Funding round-up: Burford raises another £127m, Therium backs Noel Edmonds claim, and much more

Edmonds: Significant endorsement

Burford Capital has continued to grow its financial muscle after raising $180m (£127m) through an oversubscribed issue of US dollar-denominated bonds on the main market of the London Stock Exchange.

The bonds will pay interest at an annual rate of 6.125% and mature on 12 August 2025.

Earlier this month, Burford Capital revealed that it had made £960m in new commitments last year, more than triple its 2016 level.

Chief executive Christopher Bogart said: “Demand for Burford’s first US dollar-denominated bond was strong, requiring us to close the order book sooner than we had anticipated and cut back allocations.

“The level of subscription interest in our bond offerings underscores the attractions of the investment opportunities presented to Burford thanks to its leadership of the fast-growing commercial litigation finance market.

He said that adding US dollar debt to its hitherto sterling-dominated debt “will serve to diversify our currency risk, better matching the multi-denominational income profile of the Burford Group”.

Meanwhile, Therium Capital has received national newspaper coverage today after agreeing to back the claim of up to £60m being brought by TV presenter Noel Edmonds against Lloyds Banking Group. Its commitment is rumoured to be around £1.5m.

The claim concerns the losses allegedly suffered as a result of the complex fraud carried out by six, now jailed, bankers at HBOS’s Reading branch, which led to the collapse of Mr Edmonds’ former business Unique Group.

Jonathan Coad of Keystone Law, who is acting for Mr Edmonds, said: “Noel’s legal action against Lloyds Banking Group is now fully funded by Therium with the added benefit of after-the-event insurance…

“This means that Lloyds has been denied the logistical advantage it has often used to suppress legitimate claims in the past, and we can now start to prepare the proceedings in earnest.

“This will begin by an application to set aside the settlement agreement which concluded the bank’s 2008 claim against Noel on his personal guarantee, which we say was obtained by fraud on the part of the bank.

“As well as the bank’s fraud, we will also be relying on the overwhelming evidence of the deliberate concealment by Lloyds of its wrongdoing to defeat any limitation defence.”

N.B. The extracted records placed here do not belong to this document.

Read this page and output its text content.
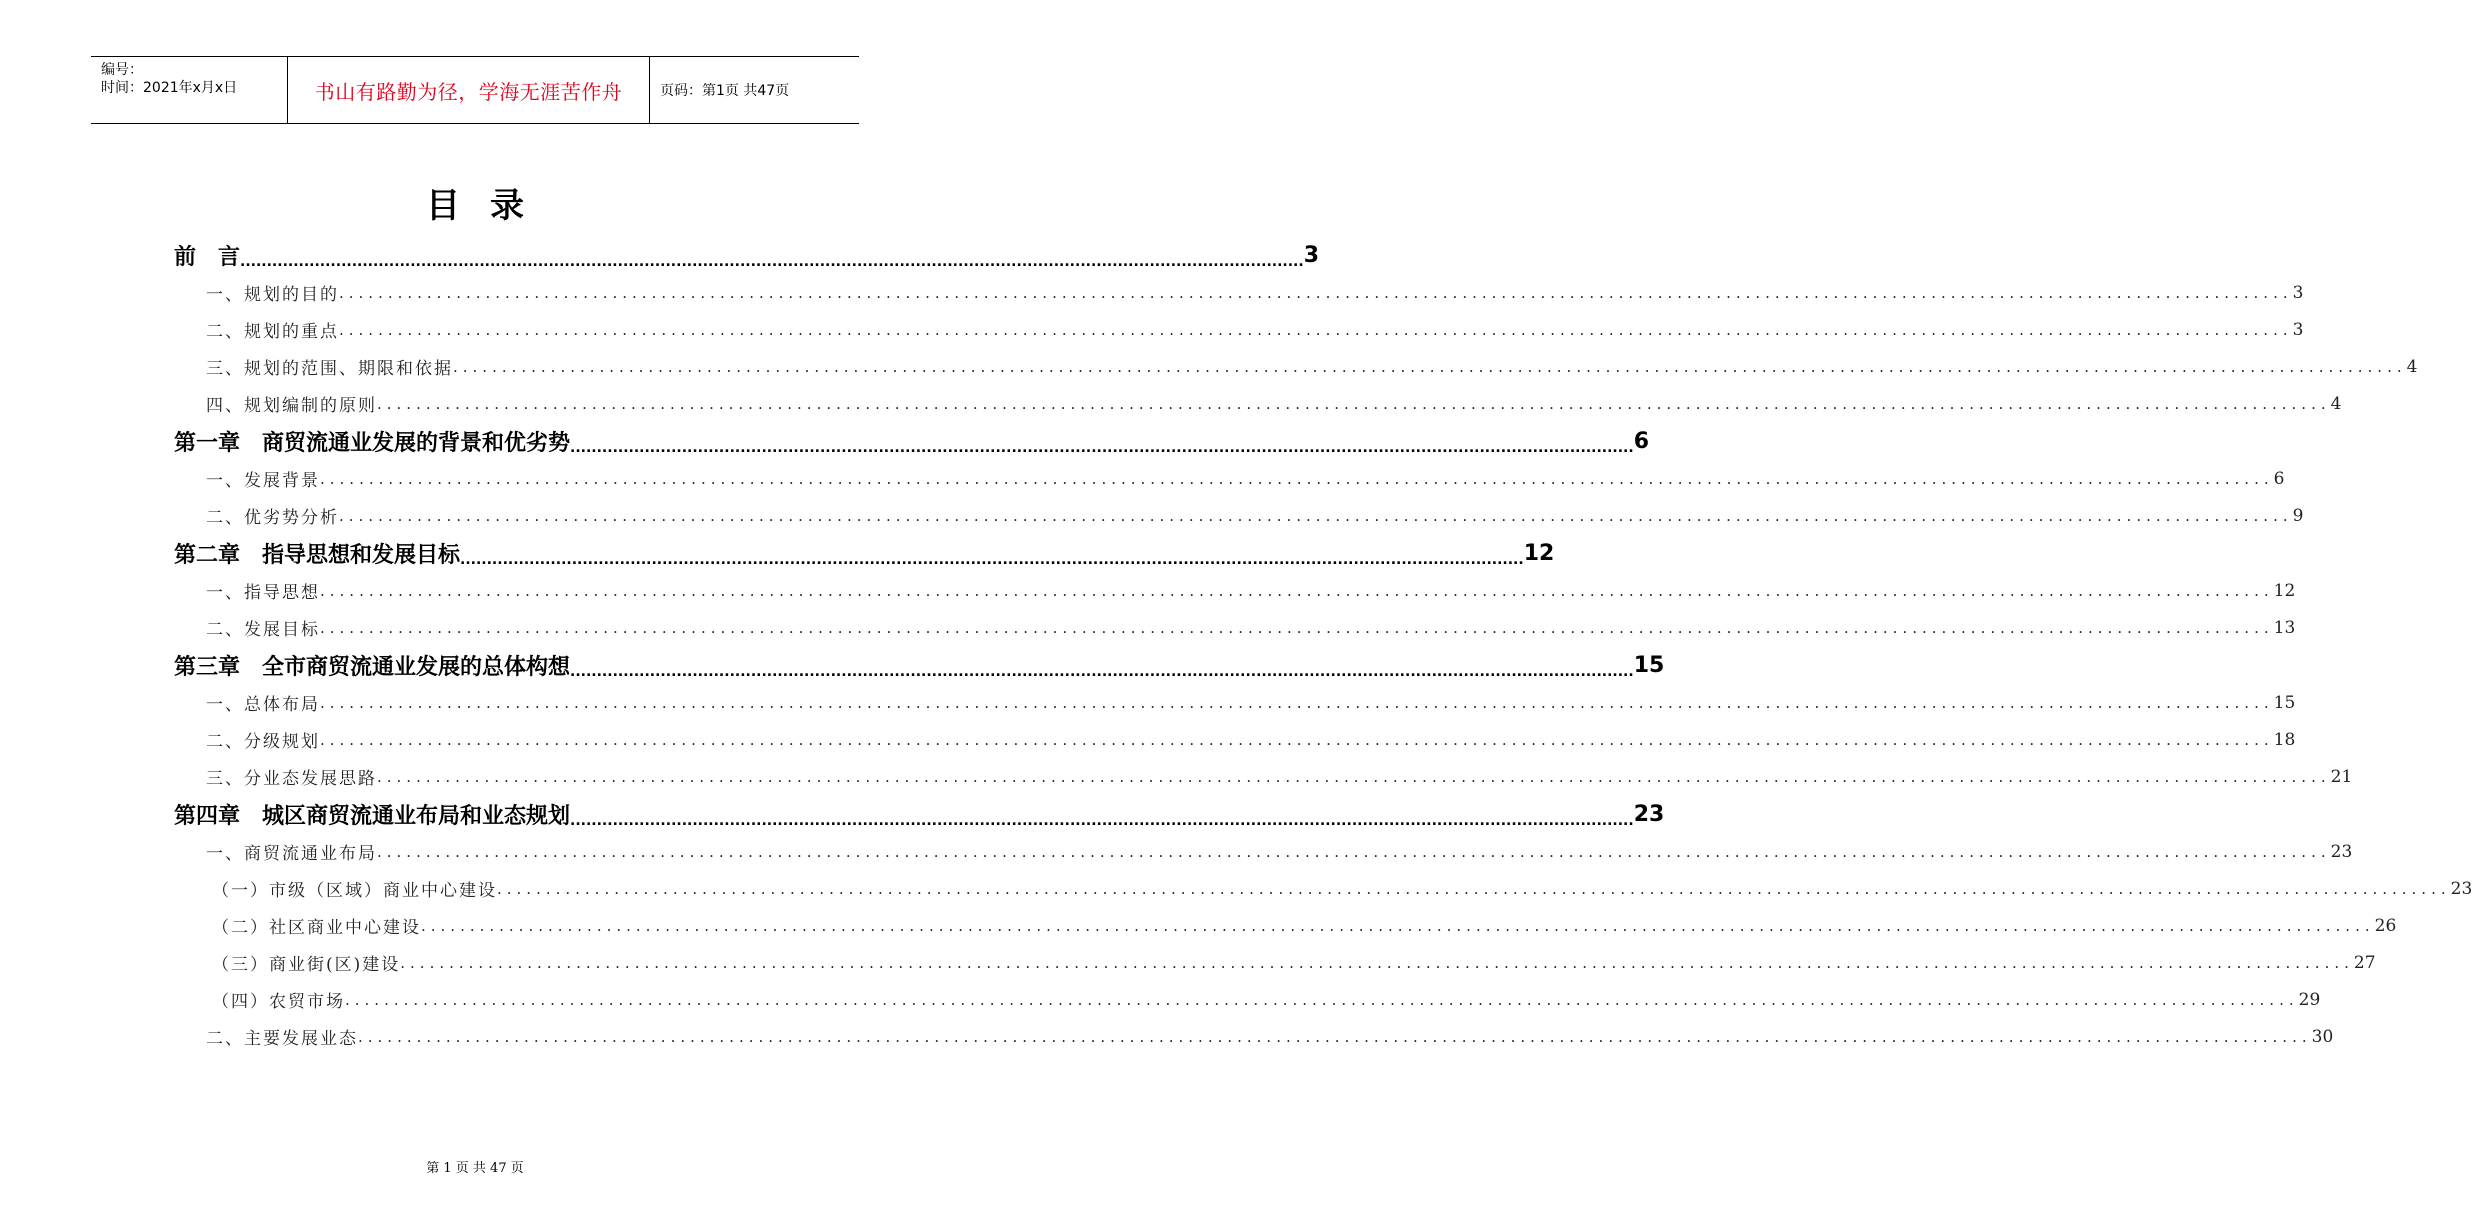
编号：
时间：2021年x月x日	书山有路勤为径，学海无涯苦作舟	页码：第1页 共47页
目录
前　言 ........................................................................................................................................................................................................ 3
一、规划的目的 ........................................................................................................................................................................................................ 3
二、规划的重点 ........................................................................................................................................................................................................ 3
三、规划的范围、期限和依据 ........................................................................................................................................................................................................ 4
四、规划编制的原则 ........................................................................................................................................................................................................ 4
第一章　商贸流通业发展的背景和优劣势 ........................................................................................................................................................................................................ 6
一、发展背景 ........................................................................................................................................................................................................ 6
二、优劣势分析 ........................................................................................................................................................................................................ 9
第二章　指导思想和发展目标 ........................................................................................................................................................................................................ 12
一、指导思想 ........................................................................................................................................................................................................ 12
二、发展目标 ........................................................................................................................................................................................................ 13
第三章　全市商贸流通业发展的总体构想 ........................................................................................................................................................................................................ 15
一、总体布局 ........................................................................................................................................................................................................ 15
二、分级规划 ........................................................................................................................................................................................................ 18
三、分业态发展思路 ........................................................................................................................................................................................................ 21
第四章　城区商贸流通业布局和业态规划 ........................................................................................................................................................................................................ 23
一、商贸流通业布局 ........................................................................................................................................................................................................ 23
（一）市级（区域）商业中心建设 ........................................................................................................................................................................................................ 23
（二）社区商业中心建设 ........................................................................................................................................................................................................ 26
（三）商业街(区)建设 ........................................................................................................................................................................................................ 27
（四）农贸市场 ........................................................................................................................................................................................................ 29
二、主要发展业态 ........................................................................................................................................................................................................ 30
第 1 页 共 47 页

Timothy Mayer, senior investment officer at Therium, said: “We are delighted to be working with Keystone Law on this action to obtain appropriate redress for Noel Edmonds who is one of the many victims of the egregious conduct perpetrated by HBOS against its SME clients.”

Mr Edmonds said Therium’s “endorsement and support is hugely significant and much appreciated”.

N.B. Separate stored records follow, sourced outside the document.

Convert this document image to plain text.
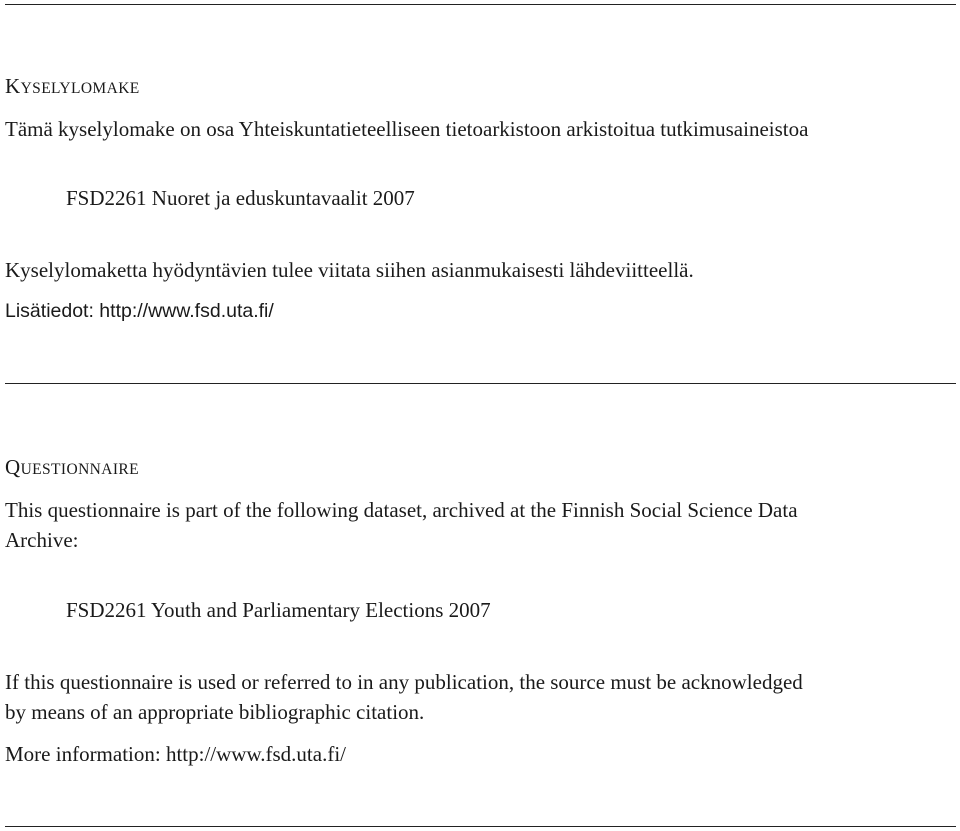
KYSELYLOMAKE
Tämä kyselylomake on osa Yhteiskuntatieteelliseen tietoarkistoon arkistoitua tutkimusaineistoa
FSD2261 Nuoret ja eduskuntavaalit 2007
Kyselylomaketta hyödyntävien tulee viitata siihen asianmukaisesti lähdeviitteellä.
Lisätiedot: http://www.fsd.uta.fi/
QUESTIONNAIRE
This questionnaire is part of the following dataset, archived at the Finnish Social Science Data
Archive:
FSD2261 Youth and Parliamentary Elections 2007
If this questionnaire is used or referred to in any publication, the source must be acknowledged
by means of an appropriate bibliographic citation.
More information: http://www.fsd.uta.fi/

In other third-party funding news, Vannin Capital has appointed Richard Hextall as chief executive officer. He joins from global insurer and reinsurer MS Amlin, where he was chief finance and operations officer for five years.

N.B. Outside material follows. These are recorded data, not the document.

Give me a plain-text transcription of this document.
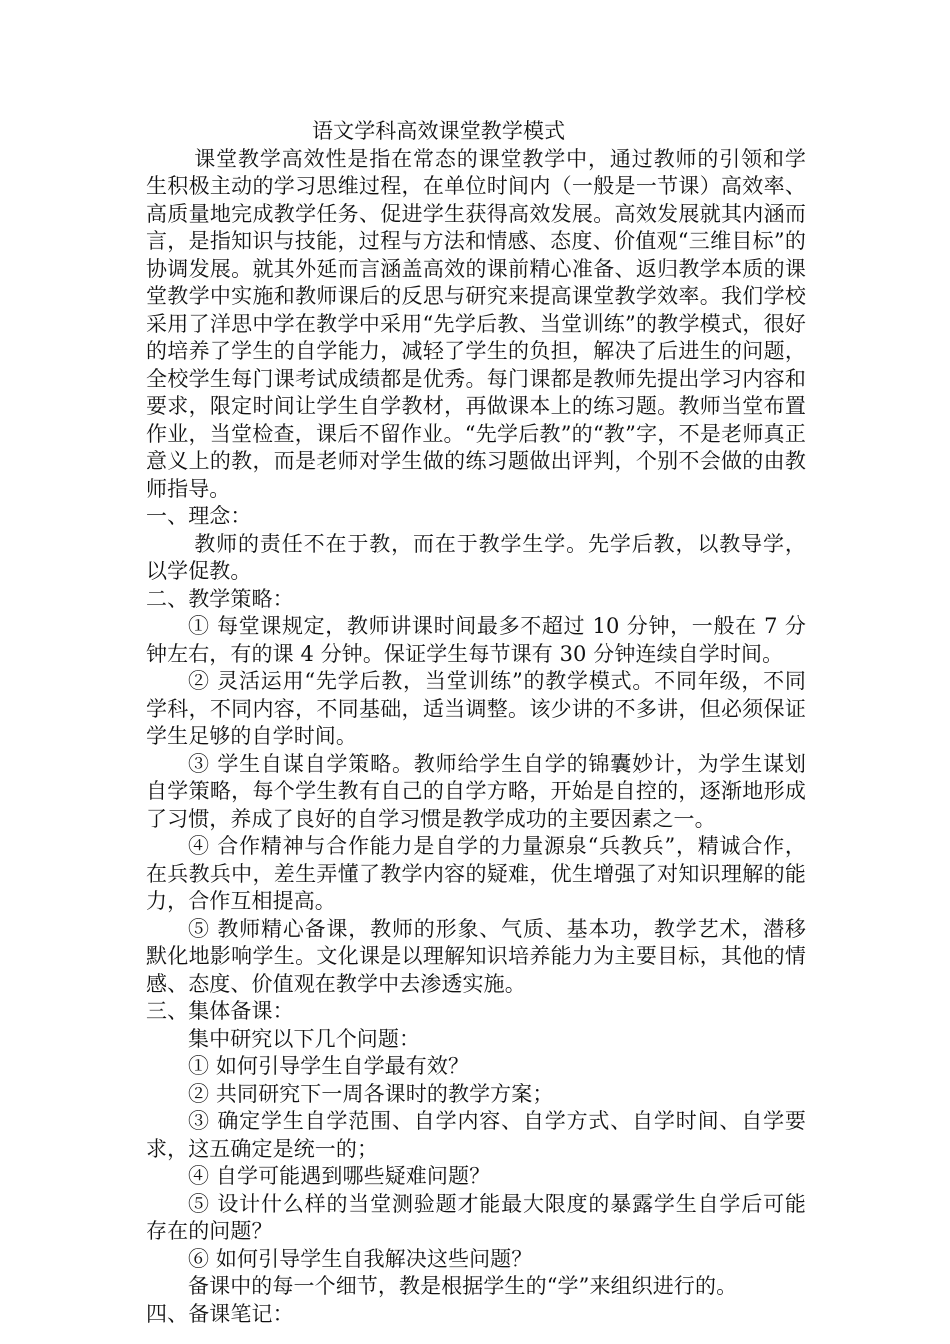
语文学科高效课堂教学模式

课堂教学高效性是指在常态的课堂教学中，通过教师的引领和学生积极主动的学习思维过程，在单位时间内（一般是一节课）高效率、高质量地完成教学任务、促进学生获得高效发展。高效发展就其内涵而言，是指知识与技能，过程与方法和情感、态度、价值观“三维目标”的协调发展。就其外延而言涵盖高效的课前精心准备、返归教学本质的课堂教学中实施和教师课后的反思与研究来提高课堂教学效率。我们学校采用了洋思中学在教学中采用“先学后教、当堂训练”的教学模式，很好的培养了学生的自学能力，减轻了学生的负担，解决了后进生的问题，全校学生每门课考试成绩都是优秀。每门课都是教师先提出学习内容和要求，限定时间让学生自学教材，再做课本上的练习题。教师当堂布置作业，当堂检查，课后不留作业。“先学后教”的“教”字，不是老师真正意义上的教，而是老师对学生做的练习题做出评判，个别不会做的由教师指导。

一、理念：

教师的责任不在于教，而在于教学生学。先学后教，以教导学，以学促教。

二、教学策略：

① 每堂课规定，教师讲课时间最多不超过 10 分钟，一般在 7 分钟左右，有的课 4 分钟。保证学生每节课有 30 分钟连续自学时间。

② 灵活运用“先学后教，当堂训练”的教学模式。不同年级，不同学科，不同内容，不同基础，适当调整。该少讲的不多讲，但必须保证学生足够的自学时间。

③ 学生自谋自学策略。教师给学生自学的锦囊妙计，为学生谋划自学策略，每个学生教有自己的自学方略，开始是自控的，逐渐地形成了习惯，养成了良好的自学习惯是教学成功的主要因素之一。

④ 合作精神与合作能力是自学的力量源泉“兵教兵”，精诚合作，在兵教兵中，差生弄懂了教学内容的疑难，优生增强了对知识理解的能力，合作互相提高。

⑤ 教师精心备课，教师的形象、气质、基本功，教学艺术，潜移默化地影响学生。文化课是以理解知识培养能力为主要目标，其他的情感、态度、价值观在教学中去渗透实施。

三、集体备课：

集中研究以下几个问题：

① 如何引导学生自学最有效？

② 共同研究下一周各课时的教学方案；

③ 确定学生自学范围、自学内容、自学方式、自学时间、自学要求，这五确定是统一的；

④ 自学可能遇到哪些疑难问题？

⑤ 设计什么样的当堂测验题才能最大限度的暴露学生自学后可能存在的问题？

⑥ 如何引导学生自我解决这些问题？

备课中的每一个细节，教是根据学生的“学”来组织进行的。

四、备课笔记：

Dublin-based Claims Funding Europe – a joint venture between Australian class action law firm Maurice Blackburn and Singapore-based International Litigation Funding Partners – is to fund a Dutch shareholder action against Steinhoff International.

Dutch mass litigation law firm BarentsKrans is acting in the case, which follows announcements by Steinhoff last month that its accounts would need to be restated, resulting in the share price plummeting by more than 80%.

Finally, leading offshore law firm Harneys claimed to have “forged a new path in Cayman Islands law”, acting for the applicant in obtaining the Grand Court’s approval of a third-party litigation funding agreement for the first time.

The plaintiff is a “well-resourced” Korean company that was the victim of a complex fraud and obtained a New York arbitration award in its favour against the fraudsters. The fraudsters instead dispersed the proceeds of the fraud into bank accounts across the world.

The company entered into a funding agreement with an unnamed UK-based litigation funder “with a view to managing risk and costs”, rather than because it could not afford to litigate.

It then commenced proceedings in jurisdictions across the world which led to bank accounts in the Cayman Islands.

Before commencing recognition and enforcement proceedings in the Cayman Islands, the claimant sought a declaration from the Grand Court that the funding agreement was lawful.

The Grand Court said it was but that funding agreements must not risk “corrupting public justice” and that the integrity of the litigation process was protected, such as around the funder exerting improper control over the litigation and the profit they would make from the case.